Yellow fever

                    8 FACTS ABOUT YELLOW FEVER

  • Yellow fever is an acute viral haemorrhagic disease transmitted by infected mosquitoes. The "yellow" in the name refers to the jaundice that affects some patients.
  • Symptoms of yellow fever include fever, headache, jaundice, muscle pain, nausea, vomiting and fatigue.
  • A small proportion of patients who contract the virus develop severe symptoms and approximately half of those die within 7 to 10 days.
  • The virus is endemic in tropical areas of Africa and Central and South America.
  • Large epidemics of yellow fever occur when infected people introduce the virus into heavily populated areas with high mosquito density and where most people have little or no immunity, due to lack of vaccination. In these conditions, infected mosquitoes of the Aedes aegypti specie transmit the virus from person to person.
  • • Yellow fever is prevented by an extremely effective vaccine, which is safe and affordable. A single dose of yellow fever vaccine is sufficient to confer sustained immunity and life-long protection against yellow fever disease. A booster dose of the vaccine is not needed. The vaccine provides effective immunity within 10 days for 80-100% of people vaccinated, and within 30 days for more than 99% of people vaccinated.
  • Good supportive treatment in hospitals improves survival rates. There is currently no specific anti-viral drug for yellow fever.
    The Eliminate Yellow fever Epidemics (EYE) Strategy launched in 2017 is an unprecedented initiative. With more than 50 partners involved, the EYE partnership supports 40 at-risk countries in Africa and the Americas to prevent, detect, and respond to yellow fever suspected cases and outbreaks. The partnership aims at protecting at-risk populations, preventing international spread,and containing outbreaks rapidly. By 2026, it is expected that more than 1billion people will be protected against the disease.

Signs and symptoms

Once contracted, the yellow fever virus incubates in the body for 3 to 6 days. Many people do not experience symptoms, but when these do occur, the most common are fever, muscle pain with prominent backache, headache, loss of appetite, and nausea or vomiting. In most cases, symptoms disappear after 3 to 4 days.       

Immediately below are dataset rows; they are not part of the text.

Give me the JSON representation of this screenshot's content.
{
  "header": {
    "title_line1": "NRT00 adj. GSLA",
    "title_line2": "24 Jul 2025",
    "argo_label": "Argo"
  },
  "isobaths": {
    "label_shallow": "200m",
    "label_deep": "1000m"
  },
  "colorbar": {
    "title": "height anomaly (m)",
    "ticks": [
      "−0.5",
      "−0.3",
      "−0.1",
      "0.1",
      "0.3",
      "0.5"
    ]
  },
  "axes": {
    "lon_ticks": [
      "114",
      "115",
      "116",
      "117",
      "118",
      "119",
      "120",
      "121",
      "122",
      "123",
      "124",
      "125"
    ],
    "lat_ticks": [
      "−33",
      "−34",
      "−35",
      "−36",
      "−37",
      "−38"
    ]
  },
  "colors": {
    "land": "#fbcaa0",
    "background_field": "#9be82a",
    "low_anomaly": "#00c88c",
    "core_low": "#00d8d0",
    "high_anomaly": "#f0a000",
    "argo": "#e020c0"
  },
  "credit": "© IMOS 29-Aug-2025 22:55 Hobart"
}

                                       
A small percentage of patients, however, enter a second, more toxic phase within 24 hours of recovering from initial symptoms. High fever returns and several body systems are affected, usually the liver and the kidneys. In this phase people are likely to develop jaundice (yellowing of the skin and eyes, hence the name ‘yellow fever’), dark urine and abdominal pain with vomiting. Bleeding can occur from the mouth, nose, eyes or stomach. Half of the patients who enter the toxic phase die within 7 - 10 days.

Prevention

1. Vaccination is the most important means of preventing yellow fever.

 The yellow fever vaccine is safe, affordable and a single dose provides life-long      protection against yellow fever disease. A booster dose of yellow fever vaccine is not  needed.Several vaccination strategies are used to prevent yellow fever disease and transmission: routine infant immunization; mass vaccination campaigns designed to increase coverage in countries at risk; and vaccination of travellers going to yellow fever endemic areas.

2.  Personal preventive measures such as clothing minimizing skin exposure and repellents are recommended to avoid mosquito bites. The use of insecticide-treated bed nets is limited by the fact that Aedes mosquitos bite during the daytime.

3. Always perform good hand hygiene including regular washing of hands with soap. this is especially important before eating and after using the toilet.Prepare your own food rather than buy cooked food from outside.As much as possible avoid shaking hands and hugging because it is so easily contactable. And do not be offended  if others decline to shake your hand 

4. Avoid large crowds, public transportation and funerals as much as possible especially funerals where the dead died as a result of a brief unexplained illness


Treatment

Good and early supportive treatment in hospitals improves survival rates. There is currently no specific anti-viral drug for yellow fever but specific care to treat dehydration, liver and kidney failure, and fever improves outcomes. Associated bacterial infections can be treated with antibiotics.